Rappelons le cœur de l’intrigue : dans un pays du Proche-Orient où sévit la guerre civile, des parents sont forcés de choisir lequel de leurs deux jumeaux ils vont sacrifier pour l’envoyer en mission suicide chez l’ennemi. Au menu : dilemme cornélien, culpabilité dévorante et exil.

Avec Chants Libres et le Nouvel Ensemble Moderne dans la fosse, il ne fallait évidemment pas s’attendre à une partition de style « néo-tonal » destinée à charmer l’oreille.

Le compositeur retenu par la compagnie, le Libanais Zad Moultaka, un habitué de l’IRCAM et d’autres lieux de création d’avant-garde, livre une musique sans concession, souvent très dissonante et touffue.

On se croirait tantôt dans Wozzeck, de Berg, tantôt dans Oedipus Rex, de Stravinsky, tantôt chez Ligeti. Les textures orchestrales sont riches, trop peut-être. Les nombreux ostinatos rythmiques aux percussions ou aux cuivres sont à peu près la seule chose à laquelle l’oreille de l’auditeur peut se raccrocher.

Heureusement, le compositeur ménage certains moments de répit où l’orchestration se fait plus aérée, un minimum d’instruments accompagnant alors les voix sur des notes tenues. Certains effets aux chœurs, notamment le chœur enregistré du tout début, sont en outre du plus bel effet.

Mise en scène économe

En ce qui concerne les parties solistes, on a affaire à une sorte de récitatif continu relativement simple, mais souvent passablement exigeant pour certains. La soprano Nathalie Paulin (la mère), le baryton Dion Mazerolle (Soulayed), la mezzo-soprano Stéphanie Pothier (la grand-mère) et, bien sûr, l’émouvant contre-ténor Nicholas Burns dans le rôle principal d’Amed, dominent le plateau. Ce dernier, originaire de Colombie-Britannique, est toutefois moins convaincant dans les passages parlés, le français n’étant pas son point fort.

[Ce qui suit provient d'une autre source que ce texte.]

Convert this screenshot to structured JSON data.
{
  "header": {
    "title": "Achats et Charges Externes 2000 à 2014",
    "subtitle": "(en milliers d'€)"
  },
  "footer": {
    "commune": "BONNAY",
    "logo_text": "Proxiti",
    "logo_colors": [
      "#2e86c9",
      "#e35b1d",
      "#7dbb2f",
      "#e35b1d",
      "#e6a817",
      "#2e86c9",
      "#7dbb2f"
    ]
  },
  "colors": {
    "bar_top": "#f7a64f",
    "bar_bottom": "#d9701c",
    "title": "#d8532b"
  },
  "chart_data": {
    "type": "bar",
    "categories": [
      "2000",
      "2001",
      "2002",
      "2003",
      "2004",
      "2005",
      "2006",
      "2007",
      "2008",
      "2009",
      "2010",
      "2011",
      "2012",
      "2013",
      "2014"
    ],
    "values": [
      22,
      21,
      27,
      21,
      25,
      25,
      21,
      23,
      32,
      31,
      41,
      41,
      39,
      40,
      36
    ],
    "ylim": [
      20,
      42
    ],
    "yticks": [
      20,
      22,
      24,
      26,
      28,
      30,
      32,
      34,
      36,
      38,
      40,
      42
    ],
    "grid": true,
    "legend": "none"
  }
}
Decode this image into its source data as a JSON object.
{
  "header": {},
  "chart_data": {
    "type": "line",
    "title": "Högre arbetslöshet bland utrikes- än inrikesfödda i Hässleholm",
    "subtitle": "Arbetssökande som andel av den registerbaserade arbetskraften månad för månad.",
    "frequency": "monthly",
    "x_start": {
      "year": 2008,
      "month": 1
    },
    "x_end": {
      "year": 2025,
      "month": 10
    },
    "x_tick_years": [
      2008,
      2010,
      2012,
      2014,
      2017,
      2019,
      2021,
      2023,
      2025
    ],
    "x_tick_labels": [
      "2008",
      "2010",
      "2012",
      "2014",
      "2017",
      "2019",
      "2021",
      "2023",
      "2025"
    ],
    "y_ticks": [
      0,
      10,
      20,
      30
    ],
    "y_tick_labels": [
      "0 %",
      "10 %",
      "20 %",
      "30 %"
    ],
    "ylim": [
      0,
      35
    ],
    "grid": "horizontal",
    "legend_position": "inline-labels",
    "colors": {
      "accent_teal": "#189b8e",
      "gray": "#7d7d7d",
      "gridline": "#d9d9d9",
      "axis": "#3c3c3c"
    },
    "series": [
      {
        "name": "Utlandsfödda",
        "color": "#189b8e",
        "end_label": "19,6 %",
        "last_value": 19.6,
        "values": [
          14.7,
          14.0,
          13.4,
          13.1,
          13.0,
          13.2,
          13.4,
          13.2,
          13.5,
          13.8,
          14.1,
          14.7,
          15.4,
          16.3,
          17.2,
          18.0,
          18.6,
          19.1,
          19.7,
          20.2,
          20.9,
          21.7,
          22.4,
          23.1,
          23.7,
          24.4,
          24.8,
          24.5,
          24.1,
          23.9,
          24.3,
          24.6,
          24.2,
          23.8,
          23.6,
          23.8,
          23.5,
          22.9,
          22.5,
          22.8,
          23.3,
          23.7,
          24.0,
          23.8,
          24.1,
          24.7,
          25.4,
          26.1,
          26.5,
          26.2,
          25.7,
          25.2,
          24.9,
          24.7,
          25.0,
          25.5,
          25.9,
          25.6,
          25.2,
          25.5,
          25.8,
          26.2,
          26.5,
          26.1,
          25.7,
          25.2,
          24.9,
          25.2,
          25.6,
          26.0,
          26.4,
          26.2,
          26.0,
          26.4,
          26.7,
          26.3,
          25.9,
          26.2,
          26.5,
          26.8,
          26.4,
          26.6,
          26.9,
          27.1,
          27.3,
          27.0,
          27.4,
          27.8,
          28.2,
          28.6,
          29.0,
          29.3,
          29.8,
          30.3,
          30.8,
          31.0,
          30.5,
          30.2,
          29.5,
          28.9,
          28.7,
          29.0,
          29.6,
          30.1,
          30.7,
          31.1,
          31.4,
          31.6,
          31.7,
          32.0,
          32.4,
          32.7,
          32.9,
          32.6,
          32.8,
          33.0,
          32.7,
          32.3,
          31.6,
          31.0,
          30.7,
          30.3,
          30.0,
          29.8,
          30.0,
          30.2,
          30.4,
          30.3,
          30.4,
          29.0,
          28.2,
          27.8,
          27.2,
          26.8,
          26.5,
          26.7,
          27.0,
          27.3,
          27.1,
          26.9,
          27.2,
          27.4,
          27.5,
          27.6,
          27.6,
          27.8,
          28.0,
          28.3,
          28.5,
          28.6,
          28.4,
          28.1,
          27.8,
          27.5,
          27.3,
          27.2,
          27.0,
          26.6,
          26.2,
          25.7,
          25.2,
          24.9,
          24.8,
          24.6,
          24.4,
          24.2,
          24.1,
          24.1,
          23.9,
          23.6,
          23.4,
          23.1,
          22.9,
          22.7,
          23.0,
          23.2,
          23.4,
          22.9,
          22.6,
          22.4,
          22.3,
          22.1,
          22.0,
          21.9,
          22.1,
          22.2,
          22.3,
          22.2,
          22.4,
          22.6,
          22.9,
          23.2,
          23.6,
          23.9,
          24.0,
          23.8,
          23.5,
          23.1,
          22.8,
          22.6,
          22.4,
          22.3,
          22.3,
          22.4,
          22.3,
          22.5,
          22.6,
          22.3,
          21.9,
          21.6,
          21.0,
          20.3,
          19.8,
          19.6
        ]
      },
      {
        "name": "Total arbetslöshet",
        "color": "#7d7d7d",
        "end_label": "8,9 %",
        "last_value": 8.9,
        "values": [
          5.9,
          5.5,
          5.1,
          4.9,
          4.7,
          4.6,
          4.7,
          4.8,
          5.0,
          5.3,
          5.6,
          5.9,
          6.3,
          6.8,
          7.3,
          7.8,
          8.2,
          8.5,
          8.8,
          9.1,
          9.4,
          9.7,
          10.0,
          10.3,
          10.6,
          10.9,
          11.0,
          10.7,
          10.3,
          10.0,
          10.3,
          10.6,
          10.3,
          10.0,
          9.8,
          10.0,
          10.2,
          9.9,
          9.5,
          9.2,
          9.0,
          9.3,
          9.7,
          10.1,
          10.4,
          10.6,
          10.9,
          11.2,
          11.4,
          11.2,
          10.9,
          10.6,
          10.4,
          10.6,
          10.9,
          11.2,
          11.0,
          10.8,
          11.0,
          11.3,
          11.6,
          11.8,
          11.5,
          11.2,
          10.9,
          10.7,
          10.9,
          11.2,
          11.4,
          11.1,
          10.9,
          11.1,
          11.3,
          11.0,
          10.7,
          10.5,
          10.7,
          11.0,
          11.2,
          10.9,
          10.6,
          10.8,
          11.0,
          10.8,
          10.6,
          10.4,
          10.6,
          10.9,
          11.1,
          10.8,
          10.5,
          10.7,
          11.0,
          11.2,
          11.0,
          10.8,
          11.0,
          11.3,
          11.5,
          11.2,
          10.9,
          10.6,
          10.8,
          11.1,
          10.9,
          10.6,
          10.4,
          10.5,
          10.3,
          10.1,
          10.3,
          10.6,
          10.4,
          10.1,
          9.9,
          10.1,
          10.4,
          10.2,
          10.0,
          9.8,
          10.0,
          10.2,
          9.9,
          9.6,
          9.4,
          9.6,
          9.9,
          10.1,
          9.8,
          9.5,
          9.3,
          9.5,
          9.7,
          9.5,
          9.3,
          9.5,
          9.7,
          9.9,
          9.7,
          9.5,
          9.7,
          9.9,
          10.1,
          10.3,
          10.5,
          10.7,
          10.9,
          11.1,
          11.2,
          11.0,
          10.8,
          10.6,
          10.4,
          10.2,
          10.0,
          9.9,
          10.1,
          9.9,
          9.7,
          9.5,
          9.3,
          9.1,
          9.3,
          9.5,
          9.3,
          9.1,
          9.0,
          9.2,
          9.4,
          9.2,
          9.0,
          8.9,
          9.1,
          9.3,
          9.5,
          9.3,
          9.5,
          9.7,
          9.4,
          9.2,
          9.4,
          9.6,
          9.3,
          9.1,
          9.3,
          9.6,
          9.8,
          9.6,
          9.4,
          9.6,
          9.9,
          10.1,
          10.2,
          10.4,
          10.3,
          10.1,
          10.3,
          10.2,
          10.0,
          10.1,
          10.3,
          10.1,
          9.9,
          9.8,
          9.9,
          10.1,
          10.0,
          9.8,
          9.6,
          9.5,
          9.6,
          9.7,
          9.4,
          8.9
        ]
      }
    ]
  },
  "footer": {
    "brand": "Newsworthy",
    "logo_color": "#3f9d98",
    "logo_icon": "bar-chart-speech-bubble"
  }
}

La mise en scène de Pauline Vaillancourt (sœur de Lorraine, qui a dirigé l’orchestre avec une main de fer pendant les 90 minutes du spectacle) est assez économe, se mouvant dans un espace scénique qui l’était tout autant. Du côté jardin : une sorte de carré entouré de cloisons et de caisses en bois évoquant les ruines de la maison des grands-parents, détruite par une bombe ennemie. Pour le reste : des projections évoquant le cadre naturel du récit (arbres, montagne, etc.).

La transition entre la première et la deuxième partie de l’opéra est un des plus beaux moments de la soirée. Les étoiles constellant le ciel du Levant deviennent des flocons de neige qui se mettent à tourbillonner dans l’espace, montrant qu’Amed ne vit plus au Proche-Orient, mais bien à Montréal.

Le livret, réalisé par Larry Tremblay lui-même, va à l’essentiel, en confiant la description de certaines scènes à des solistes. Il est bien sûr plus difficile de croire à la gémellité d’Amed et Aziz sur scène que dans le roman, même si ceux-ci sont vêtus de la même façon et sont à peu près de la même grandeur, mais il s’agit d’un problème récurrent au théâtre… Le professeur de théâtre devient également ici un réalisateur de cinéma, un rôle joué — et parfois chanté — avec justesse par l’acteur Jean Maheux.

L’orangeraie est présenté ce jeudi au Monument-National et les 5 et 6 novembre au Diamant à Québec.